These devs get it!
The first 10 minutes are about the Go ecosystem and are worth it for any language devs.
The rest are a great introduction to optimization issues and PGO. P.S. What is the state of PGO in Julia?
I would love to see a similar demo in Julia if the tools are available.
I’m not aware of any way or any plans for using PGO on Julia code. If you want to pgo the parts of Julia written in C/C++ you can use Add PGO+LTO Makefile by haampie · Pull Request #45641 · JuliaLang/julia · GitHub.
Related thread:
So there’s not much activity in this space, but see Tim Holy’s comment about profile-guided despecialization for a limited example.
Very interesting. What kind of performance gains could we get out of PGO? In the talk they say they get about 10% across the board for one example but I’m assuming it depends on the optimisations that are by default turned off, and also the particular example.
The statistic about “15% of functions use 99% of CPU time” from the talk is interesting. So basically the idea would be to be more aggressive about inlining, loop unrolling, and constant propagation for those 15% of functions?
Also I guess this sort of thing might just eventually be handled at the LLVM level?
I like the general idea about simply providing the compiler with runtime information rather than just source code so it can make better choices.
I feel like this also gives Julia a unique advantage over statically compiled languages, because the compilation is already happening during runtime. So in principle all of the information is already there, and you wouldn’t have this somewhat manual procedure of doing (1) compile, (2) profile, (3) re-compile with profiling information – like they talked about in Go. Julia could technically already do this during the normal runtime.
Maybe the Julia compiler could eventually have an option where it does an on-the-fly “recompilation” sometime after the initial compilation based on profiling results thus far.
Perhaps the first compilation would enable profiling; the second time would turn it off and pass the results to LLVM for PGO-enabled recompilation.
It would work especially well with a tiered JIT, like JavaScript has.
To use PGO, you need to recompile the function. You also don’t want any instrumentation in a function optimized for speed.
So your lower tiers, which are optimized for compile time rather than runtime, do the instrumentation.
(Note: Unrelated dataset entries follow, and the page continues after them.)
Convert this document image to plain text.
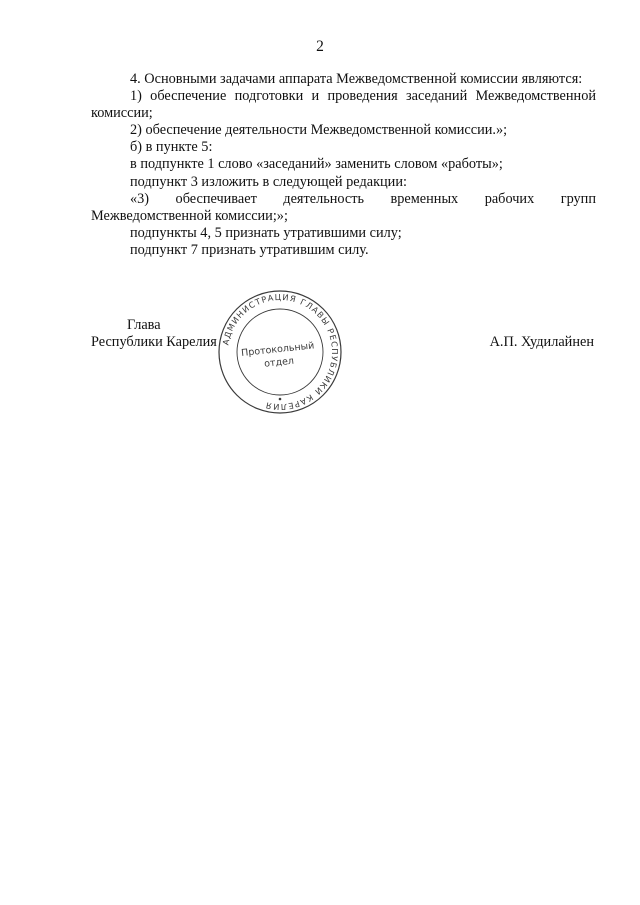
2

4. Основными задачами аппарата Межведомственной комиссии являются:

1) обеспечение подготовки и проведения заседаний Межведомственной комиссии;

2) обеспечение деятельности Межведомственной комиссии.»;

б) в пункте 5:

в подпункте 1 слово «заседаний» заменить словом «работы»;

подпункт 3 изложить в следующей редакции:

«3) обеспечивает деятельность временных рабочих групп Межведомственной комиссии;»;

подпункты 4, 5 признать утратившими силу;

подпункт 7 признать утратившим силу.

Глава
Республики Карелия	А.П. Худилайнен
АДМИНИСТРАЦИЯ ГЛАВЫ РЕСПУБЛИКИ КАРЕЛИЯ
Протокольный
отдел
They already need to record at least call counts.
Then, by the time they’re called often enough to be considered hot and trigger recompilation, they can use that profile data.
On the other hand, some whole program optimizations like function reordering based on profile data won’t work as well in a JIT. You’d need to recompile many functions at a time to get much benefit of that.
Some examples of the speedup from PGO:
Julia Compiler - about 10% per Add PGO+LTO Makefile by haampie · Pull Request #45641 · JuliaLang/julia · GitHub
Rust Compiler - about 15% per Utilize PGO for windows x64 rustc dist builds by lqd · Pull Request #96978 · rust-lang/rust (github.com)
Chrome - about 10% per Chromium Blog: Chrome just got faster with Profile Guided Optimization
Also, looks like Tiered JIT Experiments by pchintalapudi · Pull Request #47484 · JuliaLang/julia (github.com) does some compiling code quickly, then pgo + optimizing if called a lot.
There is danger here of causing “performance flapping” where the system never reaches a steady state, let alone the optimal state. Check out this (imo modern classic) paper:
https://arxiv.org/pdf/1602.00602v3
Also found this video on the same subject for those who prefer a video format:
Not an insurmountable problem but one does have to be careful. One of this nice things that Julia has going for it is that since it is a Just Ahead of Time compiler that compiles like an AoT compile but just in time, it has very predictable performance characteristics, whereas VM “JITs” which are actually not in time but after time, have pretty complicated performance behavior that depends on the data they encounter and the environment in which they execute—for better and worse. The key point of that paper is that it is not all upside, there is a real downside.
Interesting. This is a strong argument in favor of my PGO API proposal from the linked Discourse thread, where the profiling, and thus PGO, is only done when the user requests it.